141 S.W. 781, 64 Tex. Crim. 114, 1911 Tex. Crim. App. LEXIS 532
CourtCourt of Criminal Appeals of Texas
DecidedDecember 6, 1911
DocketNo. 1402.
StatusPublished
Cited by11 cases

This text of 141 S.W. 781 (Zimmer v. State) is published on Counsel Stack Legal Research, covering Court of Criminal Appeals of Texas primary law. Counsel Stack provides free access to over 12 million legal documents including statutes, case law, regulations, and constitutions.

Bluebook
Zimmer v. State, 141 S.W. 781, 64 Tex. Crim. 114, 1911 Tex. Crim. App. LEXIS 532 (Tex. 1911).

Opinion

DAVIDSON, Presiding Judge.

Appellant was convicted of manslaughter, and given three years in the State Institution for the training of Juveniles.

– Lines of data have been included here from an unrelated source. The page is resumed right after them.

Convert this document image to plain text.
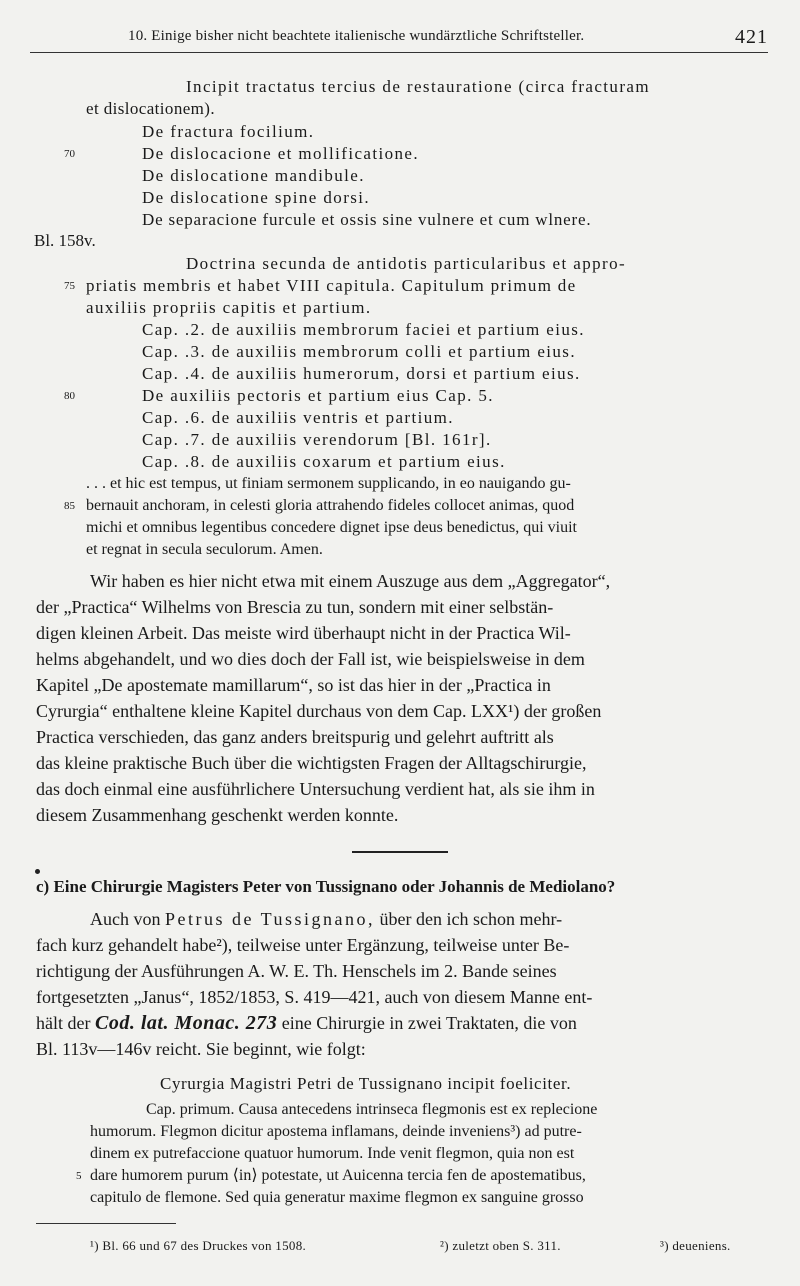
10. Einige bisher nicht beachtete italienische wundärztliche Schriftsteller.	421
Incipit tractatus tercius de restauratione (circa fracturam
et dislocationem).
De fractura focilium.
70	De dislocacione et mollificatione.
De dislocatione mandibule.
De dislocatione spine dorsi.
De separacione furcule et ossis sine vulnere et cum wlnere.
Bl. 158v.
Doctrina secunda de antidotis particularibus et appro-
75 priatis membris et habet VIII capitula. Capitulum primum de
auxiliis propriis capitis et partium.
Cap. .2. de auxiliis membrorum faciei et partium eius.
Cap. .3. de auxiliis membrorum colli et partium eius.
Cap. .4. de auxiliis humerorum, dorsi et partium eius.
80	De auxiliis pectoris et partium eius Cap. 5.
Cap. .6. de auxiliis ventris et partium.
Cap. .7. de auxiliis verendorum [Bl. 161r].
Cap. .8. de auxiliis coxarum et partium eius.
. . . et hic est tempus, ut finiam sermonem supplicando, in eo nauigando gu-
85 bernauit anchoram, in celesti gloria attrahendo fideles collocet animas, quod
michi et omnibus legentibus concedere dignet ipse deus benedictus, qui viuit
et regnat in secula seculorum. Amen.
Wir haben es hier nicht etwa mit einem Auszuge aus dem „Aggregator“,
der „Practica“ Wilhelms von Brescia zu tun, sondern mit einer selbstän-
digen kleinen Arbeit. Das meiste wird überhaupt nicht in der Practica Wil-
helms abgehandelt, und wo dies doch der Fall ist, wie beispielsweise in dem
Kapitel „De apostemate mamillarum“, so ist das hier in der „Practica in
Cyrurgia“ enthaltene kleine Kapitel durchaus von dem Cap. LXX¹) der großen
Practica verschieden, das ganz anders breitspurig und gelehrt auftritt als
das kleine praktische Buch über die wichtigsten Fragen der Alltagschirurgie,
das doch einmal eine ausführlichere Untersuchung verdient hat, als sie ihm in
diesem Zusammenhang geschenkt werden konnte.
c) Eine Chirurgie Magisters Peter von Tussignano oder Johannis de Mediolano?
Auch von Petrus de Tussignano, über den ich schon mehr-
fach kurz gehandelt habe²), teilweise unter Ergänzung, teilweise unter Be-
richtigung der Ausführungen A. W. E. Th. Henschels im 2. Bande seines
fortgesetzten „Janus“, 1852/1853, S. 419—421, auch von diesem Manne ent-
hält der Cod. lat. Monac. 273 eine Chirurgie in zwei Traktaten, die von
Bl. 113v—146v reicht. Sie beginnt, wie folgt:
Cyrurgia Magistri Petri de Tussignano incipit foeliciter.
Cap. primum. Causa antecedens intrinseca flegmonis est ex replecione
humorum. Flegmon dicitur apostema inflamans, deinde inveniens³) ad putre-
dinem ex putrefaccione quatuor humorum. Inde venit flegmon, quia non est
5 dare humorem purum ⟨in⟩ potestate, ut Auicenna tercia fen de apostematibus,
capitulo de flemone. Sed quia generatur maxime flegmon ex sanguine grosso
¹) Bl. 66 und 67 des Druckes von 1508.	²) zuletzt oben S. 311.	³) deueniens.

There is no question raised in regard to the issues of murder, an acquittal having been had in both degrees, and in fact there is no evidence in the case which would indicate murder as we understand this record. The theory of the State’s testimony does not show an offense higher than manslaughter, while that of the appellant was one of defense of his brother. Appellant’s contention was that he shot the deceased when he was. in the act of striking his brother with a heavy piece of iron piping. The theory of the State was that the’shot was fired immediately after the separation of the parties in which appellant’s father had been knocked down and hurt, and the brother also had been engaged in the difficulty.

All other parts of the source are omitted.